Parents, teachers and students of Sligo Creek Elementary School in Silver Spring grabbed their gardening gloves and shovels Saturday morning for some outdoor education.
The school, which shares a courtyard with Silver Spring International Middle School, is working to establish an outdoor classroom, complete with native plants and an edible garden, said Sligo parent Debbie Boger, the Outdoor Classroom Committee chairwoman. The classroom will be integrated into some of the Montgomery County Public Schools curriculum and will be used by both schools, she said.
On Saturday, from about 9 a.m. to noon, community volunteers began the first phase of the project: prepping the land for a large planting, which will take place April 27, Boger said. The underutilized space is described as about a quarter to a third of a football field. It is currently a grassy area with four mature trees and sidewalks.
“We had an avalanche of volunteers,” said Boger, who has a second-grader at Sligo Creek and a preschooler who will attend the school for kindergarten. “It was wonderful to see all of the students come out to help create this.”
Among those students were fifth-graders Claire Haeberle, 11, of Silver Spring and Zoe Popovici, 10, of Takoma Park.

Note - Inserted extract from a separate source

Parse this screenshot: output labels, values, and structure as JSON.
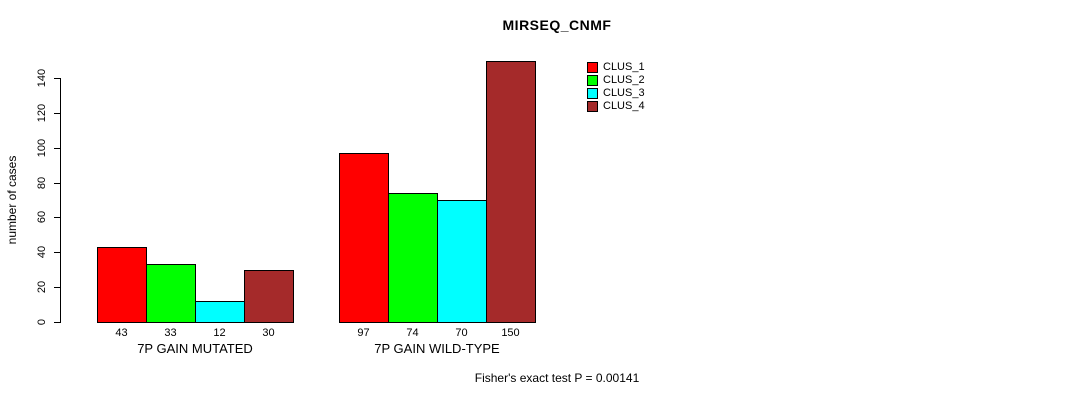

Both students will attend Silver Spring International next year.
“It's really cool because we get to grow fresh vegetables and stuff, so we can have that for lunch,” Claire said.
Whole Foods Market in Silver Spring also pitched in with a seed drive fundraiser for the school.
Amy Kenney, a Sligo parent on the PTA's Outdoor Classroom Committee, said customers bought 189 packets of seeds for the outdoor classroom. She said Whole Foods gave the school a $100 credit toward additional gardening supplies for the edible garden, including salad materials.
Zoe said she is excited to learn at school while getting some fresh air.
Claire's mother, Cori Vanchieri, said there were a series of meetings to get input from parents about the project.
“It isn't used for anything right now,” Vanchieri said. “To have this ability to have an outdoor space where kids could spend time and learn about nature ... and see how plants grow makes such incredible sense.”
Sligo Creek Principal Diantha Swift said the outdoor classroom has been in the making a couple of years. The school needed a series of approvals and permits to move forward.
“This is a great thing for our school,” said Swift, who has a strong science background. “I know the potential and opportunities this has for children for an experiential hands-on experience.”
The project is only in its first phase, Boger said. She said the PTA hopes to raise enough money through private donors and fundraising efforts to include a pond, a stone garden for kids to have a quiet place, a stage with seating and a picnic area. So far, the group has raised $10,000 of the estimated $250,000 to complete the entire project.
Boger said the group drew inspiration from two local schools: Judith A. Resnik Elementary School in Gaithersburg and Tuckahoe Elementary School in Arlington. She hopes the Silver Spring outdoor classroom will be just as beautiful in 15 years.
Though the project will require some upkeep, Boger said that because it is a living classroom, work will “never be done.” She said the group was lucky enough to draw some professional service from families in the school. A watering schedule will be established over the summer for PTA families to take turns with garden upkeep.